Пётр разложил листы по нарастающей, вначале читал показания Пушкина и Соковнина, начинающиеся вроде бы не с такого великого греха — с недовольства отсылкой детей за границу. Эва, удивил. Да тут, в думе-то, наверно, поболе половины тем же недовольны, только что помалкивают. Не на дыбе, чай, на лавках сидят.

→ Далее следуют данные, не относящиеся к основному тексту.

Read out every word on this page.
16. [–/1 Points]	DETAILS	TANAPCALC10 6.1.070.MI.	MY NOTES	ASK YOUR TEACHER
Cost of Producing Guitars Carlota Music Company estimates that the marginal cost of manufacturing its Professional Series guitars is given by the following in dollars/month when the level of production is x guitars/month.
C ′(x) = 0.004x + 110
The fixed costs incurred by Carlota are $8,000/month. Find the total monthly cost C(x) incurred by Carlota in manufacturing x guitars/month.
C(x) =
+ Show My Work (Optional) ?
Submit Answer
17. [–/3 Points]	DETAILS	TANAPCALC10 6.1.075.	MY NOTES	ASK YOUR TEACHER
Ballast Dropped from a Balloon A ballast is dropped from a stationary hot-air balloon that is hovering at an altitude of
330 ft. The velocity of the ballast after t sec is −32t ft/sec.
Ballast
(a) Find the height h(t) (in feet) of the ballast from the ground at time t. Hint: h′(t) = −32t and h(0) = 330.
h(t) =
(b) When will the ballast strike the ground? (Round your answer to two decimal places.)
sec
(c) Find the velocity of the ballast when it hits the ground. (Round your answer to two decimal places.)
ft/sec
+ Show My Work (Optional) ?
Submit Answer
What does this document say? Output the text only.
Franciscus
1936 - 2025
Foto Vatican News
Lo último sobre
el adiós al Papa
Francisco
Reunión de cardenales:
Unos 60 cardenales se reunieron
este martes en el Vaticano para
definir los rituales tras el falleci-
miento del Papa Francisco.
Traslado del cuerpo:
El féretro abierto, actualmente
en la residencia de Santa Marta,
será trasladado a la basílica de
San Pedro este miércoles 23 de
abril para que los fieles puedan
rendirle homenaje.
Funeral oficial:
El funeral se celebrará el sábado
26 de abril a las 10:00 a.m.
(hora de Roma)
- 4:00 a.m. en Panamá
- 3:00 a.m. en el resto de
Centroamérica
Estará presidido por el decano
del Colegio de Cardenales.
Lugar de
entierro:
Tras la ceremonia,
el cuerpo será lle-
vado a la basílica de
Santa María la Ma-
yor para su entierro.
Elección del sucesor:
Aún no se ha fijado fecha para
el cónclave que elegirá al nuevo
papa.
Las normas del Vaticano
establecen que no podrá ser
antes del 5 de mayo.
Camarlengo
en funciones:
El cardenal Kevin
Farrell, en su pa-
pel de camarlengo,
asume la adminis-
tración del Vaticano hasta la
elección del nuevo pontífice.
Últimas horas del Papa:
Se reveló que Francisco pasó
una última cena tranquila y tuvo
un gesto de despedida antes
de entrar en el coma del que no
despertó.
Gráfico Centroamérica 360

В январе ещё повелел царь отправить для учёбы за границу — в Италию, Голландию и Англию — 122 человека. Строго указав: «С Москвы ехать сим зимним временем, чтоб к последним числам февраля никто здесь не остался». Под страхом потери земли и имущества велено ехать на собственный кошт, и никто не может возвращаться без свидетельства об образовании. И из этих посылаемых 60 стольников, в числе их 23 княжеские фамилии. Причём каждому стольнику велено взять с собой солдата, везти на свои средства и тоже обучить тем же морским наукам. Когда ж сие было-то? Во многих семьях ревмя ревут, провожая отроков. Что отроков? Толстому вон за пятьдесят, а тоже гонят на учёбу, как мальчишку. Ужас. Как тут не посочувствовать Соковнину и Пушкину?
Но когда при чтении листов дошло дело до покушения на жизнь государеву, тут, конечно, запереглядывались бояре, закачали головами укоризненно. Как так? На помазанника руку подымать? Да об этом и помыслить грех величайший.
Конечно, нонешний царь — не подарок, чего уж там. Вот и сейчас взять. Вместо того чтобы на троне сидеть, он как простой подьячий стоит за столом и читает листы. Его ли это дело?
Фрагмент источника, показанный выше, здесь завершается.